次の木村・塚田戦はこの奇麗な投了図で塚田名人が投了して木村名人復位になったから、この投了図が何度も取り上げられることになった。この後指し続ける場合、24同歩、同飛、23歩、34飛、37金、同飛で34桂が防げないので、プロ的には大差の内容です。観戦記で投了図以降の指し手を解説すれば良いのであって、プロが大差の将棋を見苦しく詰むまで指すのはどうかと思います。
3局目は初段のアマの将棋(当時の初段なら今の4段位は指すでしょう)を詰みを逃していると、批難していますが、この73桂成の手は見えなければ投了も止む無しだと思います。それをアマ初段が見落としただけで、パラで晒し者にして良いのでしょうか?面白い詰みがあるので紹介するのは良いと思いますが、この書き方は無いと思う。
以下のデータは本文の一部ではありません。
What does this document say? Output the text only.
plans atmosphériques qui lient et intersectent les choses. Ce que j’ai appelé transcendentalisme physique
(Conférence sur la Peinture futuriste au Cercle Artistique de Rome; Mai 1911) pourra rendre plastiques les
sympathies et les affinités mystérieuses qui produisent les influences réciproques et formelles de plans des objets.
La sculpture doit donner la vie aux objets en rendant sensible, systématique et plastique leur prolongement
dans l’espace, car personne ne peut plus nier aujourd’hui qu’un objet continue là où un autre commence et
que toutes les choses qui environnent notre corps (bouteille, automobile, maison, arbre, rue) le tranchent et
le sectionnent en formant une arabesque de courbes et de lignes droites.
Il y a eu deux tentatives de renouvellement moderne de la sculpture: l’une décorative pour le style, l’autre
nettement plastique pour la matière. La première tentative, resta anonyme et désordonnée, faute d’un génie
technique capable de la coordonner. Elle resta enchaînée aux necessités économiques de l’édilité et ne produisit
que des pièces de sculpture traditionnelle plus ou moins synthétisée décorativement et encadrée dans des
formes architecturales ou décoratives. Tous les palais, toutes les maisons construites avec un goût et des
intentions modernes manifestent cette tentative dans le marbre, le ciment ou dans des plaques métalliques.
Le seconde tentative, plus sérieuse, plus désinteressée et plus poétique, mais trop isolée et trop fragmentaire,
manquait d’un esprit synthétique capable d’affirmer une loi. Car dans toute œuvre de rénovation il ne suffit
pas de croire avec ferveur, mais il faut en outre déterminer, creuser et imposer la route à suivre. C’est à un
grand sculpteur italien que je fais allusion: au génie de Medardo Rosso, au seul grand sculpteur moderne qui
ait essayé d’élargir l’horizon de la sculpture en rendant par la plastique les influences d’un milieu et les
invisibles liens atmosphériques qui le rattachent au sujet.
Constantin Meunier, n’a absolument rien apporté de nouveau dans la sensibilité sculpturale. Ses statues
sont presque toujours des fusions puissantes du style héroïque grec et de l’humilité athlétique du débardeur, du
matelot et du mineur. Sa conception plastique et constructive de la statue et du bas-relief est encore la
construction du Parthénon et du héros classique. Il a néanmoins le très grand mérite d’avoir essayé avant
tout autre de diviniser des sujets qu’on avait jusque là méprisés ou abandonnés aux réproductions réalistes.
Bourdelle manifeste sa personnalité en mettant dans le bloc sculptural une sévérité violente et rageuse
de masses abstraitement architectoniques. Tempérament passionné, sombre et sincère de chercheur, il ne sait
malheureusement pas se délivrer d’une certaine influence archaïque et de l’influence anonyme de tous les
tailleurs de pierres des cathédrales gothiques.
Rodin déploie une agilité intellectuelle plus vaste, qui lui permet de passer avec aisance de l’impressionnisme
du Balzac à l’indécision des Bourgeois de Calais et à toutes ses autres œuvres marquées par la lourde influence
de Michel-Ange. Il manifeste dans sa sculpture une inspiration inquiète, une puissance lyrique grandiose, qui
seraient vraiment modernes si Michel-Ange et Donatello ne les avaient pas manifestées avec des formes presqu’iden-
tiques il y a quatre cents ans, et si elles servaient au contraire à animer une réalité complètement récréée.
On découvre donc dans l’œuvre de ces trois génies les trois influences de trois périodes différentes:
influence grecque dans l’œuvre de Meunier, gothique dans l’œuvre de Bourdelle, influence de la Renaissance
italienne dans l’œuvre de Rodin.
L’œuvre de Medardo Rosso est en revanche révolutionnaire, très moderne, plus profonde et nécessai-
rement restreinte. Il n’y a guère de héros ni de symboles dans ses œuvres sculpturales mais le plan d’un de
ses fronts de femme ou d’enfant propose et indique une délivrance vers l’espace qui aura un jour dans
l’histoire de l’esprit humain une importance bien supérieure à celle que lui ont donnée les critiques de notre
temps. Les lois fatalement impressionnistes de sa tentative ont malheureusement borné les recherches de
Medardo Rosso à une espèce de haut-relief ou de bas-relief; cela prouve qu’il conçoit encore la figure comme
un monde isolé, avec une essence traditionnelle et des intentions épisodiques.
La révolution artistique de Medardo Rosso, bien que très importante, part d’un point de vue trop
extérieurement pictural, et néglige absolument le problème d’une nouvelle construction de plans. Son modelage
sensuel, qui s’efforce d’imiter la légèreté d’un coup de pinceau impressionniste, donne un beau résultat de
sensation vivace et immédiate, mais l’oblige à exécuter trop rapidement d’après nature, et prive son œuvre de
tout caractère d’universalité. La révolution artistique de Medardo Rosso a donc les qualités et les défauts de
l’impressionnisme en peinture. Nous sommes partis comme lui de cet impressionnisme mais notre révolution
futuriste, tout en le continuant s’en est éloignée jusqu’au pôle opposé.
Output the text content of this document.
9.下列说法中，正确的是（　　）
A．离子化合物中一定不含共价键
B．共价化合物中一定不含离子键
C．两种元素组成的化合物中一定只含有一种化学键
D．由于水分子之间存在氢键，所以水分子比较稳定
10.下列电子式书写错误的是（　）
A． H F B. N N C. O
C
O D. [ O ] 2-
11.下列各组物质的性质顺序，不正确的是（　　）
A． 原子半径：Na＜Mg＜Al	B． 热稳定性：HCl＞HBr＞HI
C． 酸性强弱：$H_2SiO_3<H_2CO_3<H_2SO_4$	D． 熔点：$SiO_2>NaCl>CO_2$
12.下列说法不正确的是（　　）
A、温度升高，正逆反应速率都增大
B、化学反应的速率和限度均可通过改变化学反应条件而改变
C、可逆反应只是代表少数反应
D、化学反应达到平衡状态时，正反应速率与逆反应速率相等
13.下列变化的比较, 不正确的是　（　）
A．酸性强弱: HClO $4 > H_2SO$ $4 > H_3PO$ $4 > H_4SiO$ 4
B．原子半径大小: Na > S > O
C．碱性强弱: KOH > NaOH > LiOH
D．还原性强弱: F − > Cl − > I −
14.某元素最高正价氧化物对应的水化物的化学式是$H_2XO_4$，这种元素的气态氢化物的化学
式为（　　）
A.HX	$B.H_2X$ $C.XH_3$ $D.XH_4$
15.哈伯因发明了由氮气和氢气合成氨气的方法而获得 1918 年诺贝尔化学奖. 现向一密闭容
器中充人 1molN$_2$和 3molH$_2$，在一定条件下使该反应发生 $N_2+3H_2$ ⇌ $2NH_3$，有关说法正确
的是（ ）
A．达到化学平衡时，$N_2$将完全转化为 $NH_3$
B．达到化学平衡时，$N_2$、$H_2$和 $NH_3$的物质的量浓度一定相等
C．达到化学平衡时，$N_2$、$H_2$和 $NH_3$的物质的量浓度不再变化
そして4局目でもの凄く昔の将棋で升田先生が詰みを逃しているのを貶しています。この順は投了後に大山2段が当時既に指摘していた手順で、目新しい話では無い。それを自分の手柄の様に書くというのは、やってはいけないことではないでしょうか?
前田氏の文書は今見ると、嫌味な文書にしか私には見えません。旧パラの紹介をする為に載せているのですが、転記するのは結構辛い作業です。